Why compete when you can get paid twice for the same thing

Jan 7, 2013 19:11 GMT  ·  By

While the French government did manage to get the ISP Free to unblock web ads, don't take this as the French suddenly waking up to the 21 century. Instead, they believe Free's publicity stunt at the expense of their subscribers, is great start on the "debate" over who should be paying for internet.

Any sane person shouldn't have difficulties in answering that question, it doesn't even make much sense to ask it since this isn't some theoretical notion, people are already paying for internet and, from the looks of it, there's nothing wrong with the system.

Well, nothing wrong apart from the fact that telcos and ISPs would like to make even more money than they are now.

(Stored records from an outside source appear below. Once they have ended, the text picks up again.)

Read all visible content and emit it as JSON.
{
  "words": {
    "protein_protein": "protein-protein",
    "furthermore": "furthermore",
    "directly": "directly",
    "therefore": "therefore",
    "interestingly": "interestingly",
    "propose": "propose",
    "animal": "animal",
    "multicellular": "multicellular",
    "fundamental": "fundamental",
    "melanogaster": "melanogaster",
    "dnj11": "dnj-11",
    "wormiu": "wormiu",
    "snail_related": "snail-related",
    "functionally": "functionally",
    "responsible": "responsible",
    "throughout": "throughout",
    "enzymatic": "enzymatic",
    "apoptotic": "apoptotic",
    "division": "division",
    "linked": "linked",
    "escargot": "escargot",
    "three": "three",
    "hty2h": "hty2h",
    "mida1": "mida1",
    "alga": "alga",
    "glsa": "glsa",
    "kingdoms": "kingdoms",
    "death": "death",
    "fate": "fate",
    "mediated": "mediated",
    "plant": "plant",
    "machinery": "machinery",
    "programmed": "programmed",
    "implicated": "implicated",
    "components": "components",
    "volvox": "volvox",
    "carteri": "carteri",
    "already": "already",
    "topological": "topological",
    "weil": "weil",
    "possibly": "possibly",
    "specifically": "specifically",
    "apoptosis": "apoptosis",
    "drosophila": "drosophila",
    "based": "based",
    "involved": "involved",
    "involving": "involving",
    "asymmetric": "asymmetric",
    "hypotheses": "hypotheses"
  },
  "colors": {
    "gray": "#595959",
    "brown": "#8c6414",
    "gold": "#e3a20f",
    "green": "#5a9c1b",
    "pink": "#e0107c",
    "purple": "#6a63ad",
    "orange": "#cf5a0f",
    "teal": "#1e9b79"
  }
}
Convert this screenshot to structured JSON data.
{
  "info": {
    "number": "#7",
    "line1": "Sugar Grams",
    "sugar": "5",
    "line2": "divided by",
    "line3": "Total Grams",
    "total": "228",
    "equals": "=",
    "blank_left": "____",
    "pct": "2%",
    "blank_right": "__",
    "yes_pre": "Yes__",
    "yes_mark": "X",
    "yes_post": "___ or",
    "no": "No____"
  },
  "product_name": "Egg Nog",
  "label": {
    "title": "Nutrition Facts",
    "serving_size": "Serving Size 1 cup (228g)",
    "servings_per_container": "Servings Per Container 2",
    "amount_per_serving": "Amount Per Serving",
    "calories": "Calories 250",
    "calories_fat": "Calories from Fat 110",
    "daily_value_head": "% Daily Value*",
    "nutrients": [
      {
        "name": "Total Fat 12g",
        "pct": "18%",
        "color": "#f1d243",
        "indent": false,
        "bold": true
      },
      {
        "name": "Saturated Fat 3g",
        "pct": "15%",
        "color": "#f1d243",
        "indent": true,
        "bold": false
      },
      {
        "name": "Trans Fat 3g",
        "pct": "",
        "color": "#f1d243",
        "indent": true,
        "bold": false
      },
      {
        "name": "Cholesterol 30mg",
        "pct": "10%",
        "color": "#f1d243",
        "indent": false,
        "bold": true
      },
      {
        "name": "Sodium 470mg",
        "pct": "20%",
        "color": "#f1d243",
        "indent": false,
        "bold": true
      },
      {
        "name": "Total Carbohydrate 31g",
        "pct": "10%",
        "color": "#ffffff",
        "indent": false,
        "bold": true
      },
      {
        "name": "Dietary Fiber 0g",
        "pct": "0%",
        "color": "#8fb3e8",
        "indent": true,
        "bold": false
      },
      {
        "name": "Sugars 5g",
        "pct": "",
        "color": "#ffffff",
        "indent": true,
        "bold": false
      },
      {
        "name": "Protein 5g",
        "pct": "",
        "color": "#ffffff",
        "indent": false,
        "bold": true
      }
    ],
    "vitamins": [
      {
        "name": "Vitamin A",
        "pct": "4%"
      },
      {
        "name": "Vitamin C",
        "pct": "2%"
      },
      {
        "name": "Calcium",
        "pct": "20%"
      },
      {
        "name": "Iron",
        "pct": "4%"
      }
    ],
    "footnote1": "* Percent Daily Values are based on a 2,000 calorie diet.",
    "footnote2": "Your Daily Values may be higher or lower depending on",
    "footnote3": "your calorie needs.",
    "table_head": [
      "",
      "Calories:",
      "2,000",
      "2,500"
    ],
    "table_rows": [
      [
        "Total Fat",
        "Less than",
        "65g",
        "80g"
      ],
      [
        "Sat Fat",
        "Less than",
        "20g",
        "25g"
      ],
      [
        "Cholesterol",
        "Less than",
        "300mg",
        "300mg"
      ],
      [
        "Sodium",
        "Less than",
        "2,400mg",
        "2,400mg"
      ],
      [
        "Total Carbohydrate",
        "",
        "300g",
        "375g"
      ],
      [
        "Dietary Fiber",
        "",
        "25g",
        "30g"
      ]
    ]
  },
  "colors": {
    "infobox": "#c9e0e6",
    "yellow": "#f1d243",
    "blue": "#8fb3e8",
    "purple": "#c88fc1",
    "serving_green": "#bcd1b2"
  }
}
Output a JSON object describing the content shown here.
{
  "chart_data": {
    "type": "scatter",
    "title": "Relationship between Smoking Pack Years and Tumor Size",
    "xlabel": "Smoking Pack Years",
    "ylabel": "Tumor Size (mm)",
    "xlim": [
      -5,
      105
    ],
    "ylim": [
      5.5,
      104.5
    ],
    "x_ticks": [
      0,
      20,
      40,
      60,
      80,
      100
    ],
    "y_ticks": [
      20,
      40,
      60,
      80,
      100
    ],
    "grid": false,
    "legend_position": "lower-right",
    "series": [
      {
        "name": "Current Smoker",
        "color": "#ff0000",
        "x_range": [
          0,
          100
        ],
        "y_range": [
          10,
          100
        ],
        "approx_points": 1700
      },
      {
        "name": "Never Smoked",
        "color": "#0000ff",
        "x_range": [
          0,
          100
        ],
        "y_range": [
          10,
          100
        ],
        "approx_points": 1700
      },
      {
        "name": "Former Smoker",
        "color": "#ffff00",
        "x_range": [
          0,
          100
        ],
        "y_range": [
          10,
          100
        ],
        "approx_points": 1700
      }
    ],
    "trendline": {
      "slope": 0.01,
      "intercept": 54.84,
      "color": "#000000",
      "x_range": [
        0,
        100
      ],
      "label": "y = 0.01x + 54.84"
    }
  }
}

What better way to do that than to sell the same thing, i.e. bandwidth, twice, once to their subscribers and second to the websites and services those subscribers use, the reason why they pay the ISPs in the first place.

Telcos have been suffering an identity crisis of sorts in recent years. They've been accustomed to high margins and little competition for decades, but they've more recently started being jealous of the type of profits internet companies are seeing.

And, the way they figure it, if these internet companies use their pipes to make money, they should pay.

For example, plenty of ISPs and especially mobile carriers have complained that YouTube eats up a lot of bandwidth and that Google should pay them for the traffic. The same is true for Netflix in the States.

Which, on the face of it, sounds somewhat reasonable, why should the carriers spend all the money on investing in infrastructure, while Google gets to benefit and make money off of YouTube and the likes?

But that only lasts for about half a second, until you realize that ISPs are getting paid for the bandwidth Google uses, by their subscribers.

That is why people pay for internet connections after all, to get the content they want. Imagine a bookstore selling you a book and then asking the author to pay as well.

Not only that, Google pays for the bandwidth it uses as well, quite obviously. In fact, Google's costs with YouTube are so large that the site may still not be profitable, years after it acquired it.

ISPs are afraid of becoming simply "dumb pipes," but once again their concerns seem to be lagging behind reality since they are in fact dumb pipes.

If they want a piece of the money web companies are making, there is a very simple solution, compete with them. But then, it wouldn't be "free money" anymore.